Now, as this being my first post on my awesome blog, I had to think long and hard (That’s what she said) about what I want the world to know.  As i’m thinking, I’m drinking an ice cold Coca-Cola, eating barbeque potato chips, and watching SportCenter via SlingMedia, which allows me to watch cable subscription TV from my home in America anywhere I have an internet connection.  That is a true gift from God.  It seems no matter where you are in the world, “home is where the heart is”, and I’m doing everything to keep my home with me.  This brings me to last night’s events and the topic to the first Imaginarium of Mr. Berani:

Washington looks to his bullpen after C.J. Wilson
 pitches a brilliant 8.3 Innings.  The bullpen fails, miserably.

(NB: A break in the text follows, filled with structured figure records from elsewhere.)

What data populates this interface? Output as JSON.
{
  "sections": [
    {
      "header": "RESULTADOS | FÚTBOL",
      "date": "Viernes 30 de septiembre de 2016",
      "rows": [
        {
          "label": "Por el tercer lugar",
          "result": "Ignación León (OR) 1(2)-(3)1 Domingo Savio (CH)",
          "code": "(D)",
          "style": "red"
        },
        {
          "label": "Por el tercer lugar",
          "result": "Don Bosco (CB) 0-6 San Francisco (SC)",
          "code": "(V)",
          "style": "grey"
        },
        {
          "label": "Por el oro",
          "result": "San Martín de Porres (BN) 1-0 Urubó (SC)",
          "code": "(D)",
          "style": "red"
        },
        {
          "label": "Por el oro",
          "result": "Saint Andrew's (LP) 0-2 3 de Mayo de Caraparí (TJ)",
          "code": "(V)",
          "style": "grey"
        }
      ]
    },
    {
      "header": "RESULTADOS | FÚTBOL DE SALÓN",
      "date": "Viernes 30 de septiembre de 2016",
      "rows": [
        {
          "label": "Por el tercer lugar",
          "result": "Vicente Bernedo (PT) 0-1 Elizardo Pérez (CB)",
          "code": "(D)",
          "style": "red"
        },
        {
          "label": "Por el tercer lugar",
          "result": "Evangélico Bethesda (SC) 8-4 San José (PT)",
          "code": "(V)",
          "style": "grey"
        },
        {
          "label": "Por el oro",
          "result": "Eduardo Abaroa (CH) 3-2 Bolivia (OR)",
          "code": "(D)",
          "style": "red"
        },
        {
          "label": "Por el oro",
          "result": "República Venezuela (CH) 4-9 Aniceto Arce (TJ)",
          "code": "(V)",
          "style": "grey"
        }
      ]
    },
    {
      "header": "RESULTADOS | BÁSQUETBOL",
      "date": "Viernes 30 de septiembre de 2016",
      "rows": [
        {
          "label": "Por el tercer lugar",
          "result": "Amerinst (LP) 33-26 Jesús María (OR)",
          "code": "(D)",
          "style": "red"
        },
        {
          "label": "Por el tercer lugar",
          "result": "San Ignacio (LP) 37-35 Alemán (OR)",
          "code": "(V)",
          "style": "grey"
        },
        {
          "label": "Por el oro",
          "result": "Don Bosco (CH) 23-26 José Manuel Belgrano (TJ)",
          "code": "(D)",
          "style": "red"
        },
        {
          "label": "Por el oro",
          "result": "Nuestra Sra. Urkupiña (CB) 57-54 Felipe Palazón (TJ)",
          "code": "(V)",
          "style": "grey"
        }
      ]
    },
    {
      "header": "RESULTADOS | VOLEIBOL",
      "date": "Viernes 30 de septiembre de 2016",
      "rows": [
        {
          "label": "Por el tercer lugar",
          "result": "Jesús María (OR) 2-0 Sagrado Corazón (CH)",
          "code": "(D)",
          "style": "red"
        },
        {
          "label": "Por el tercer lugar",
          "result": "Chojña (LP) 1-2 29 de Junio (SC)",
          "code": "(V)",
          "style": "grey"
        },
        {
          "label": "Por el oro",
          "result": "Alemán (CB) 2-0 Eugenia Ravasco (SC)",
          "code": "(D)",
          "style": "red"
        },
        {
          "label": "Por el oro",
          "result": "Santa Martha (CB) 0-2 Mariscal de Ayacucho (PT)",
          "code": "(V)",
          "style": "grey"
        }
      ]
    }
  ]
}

ALCS Game 1 occurred last night and like everyone predicted … The Rangers lead 5-0 going into the 8th?!  I was thoroughly thrilled, not because I’m a Rangers fan. I will not admit to this because I am not a bandwagon and was not there when they were at their worst.  Although, I have been with the Cubs since I could breathe the word sports and have more to complain about, but that’s a whole other story.  I was thrilled because of the Yankees.  They are the empire.  And like all feel good stories, the evil empire must be brought down.  The Rangers have a chance at this, a good chance.  Doesn’t hurt that I’m currently from Dallas and Dallas fans need something to root for as the Cowboys completely crush all hearts deep in Texas.

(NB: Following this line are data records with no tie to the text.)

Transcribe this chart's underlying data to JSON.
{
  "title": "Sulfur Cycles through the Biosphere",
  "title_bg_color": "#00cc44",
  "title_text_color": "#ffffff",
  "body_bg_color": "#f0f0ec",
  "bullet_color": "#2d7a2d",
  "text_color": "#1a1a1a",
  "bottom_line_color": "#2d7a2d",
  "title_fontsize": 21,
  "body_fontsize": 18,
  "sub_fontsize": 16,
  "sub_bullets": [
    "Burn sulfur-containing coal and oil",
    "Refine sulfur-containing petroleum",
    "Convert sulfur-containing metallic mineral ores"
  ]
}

The game started approximately 7pm CST.  With a little math, they equates to 2am Paris time.  At 2am on a Friday night/Saturday morning, I stayed in my tiny room and watched game 1 of the ALCS.  Sadly, I passed out right before the 6th inning and would have to wait until the morning to learn of the outcome.  A true choke job by the Rangers.  C.J. Wilson had done a spectacular job keeping the heavy bats of the Yankees at bay, with some great defense from the outfield.  When Ron Washington decided to take out C.J., which he did at the right time, he went to the bullpen he thought would succeed.  Sorry, Ron better luck next time.  I’m disappointed because the Rangers do deserve a chance at the World Series, especially in a year they won 90 games.  Today, game 2 will be played and is nearly a game win situation.  No one wants to go to New York down 0-2 in the series.

Side Note:  Lincecum vs Halladay tonight = a pitching match-up no true baseball fan should miss.


So, as my first post comes to an end, There are a couple of items for tonight that need to be carefully considered.  Texas looks to rebound in NCAAF against 5th ranked Nebraska.  We completely shattered Nebraska’s dream last year by kicking a last second field goal to win the Big 12 and go to the National Championship.  This year we are much weaker and I’m sure they want to murder us.  The two LCS matches will be must watch for sports fans.  Yes, I’m in one of the most, if not the most romantic, cultural, straigh up partying capitals of the world, and I’m talking about US sporting events for Saturday, October 16.

I guess home really is where the heart is.  Let’s hope the Rangers can bring some of that heart to their home.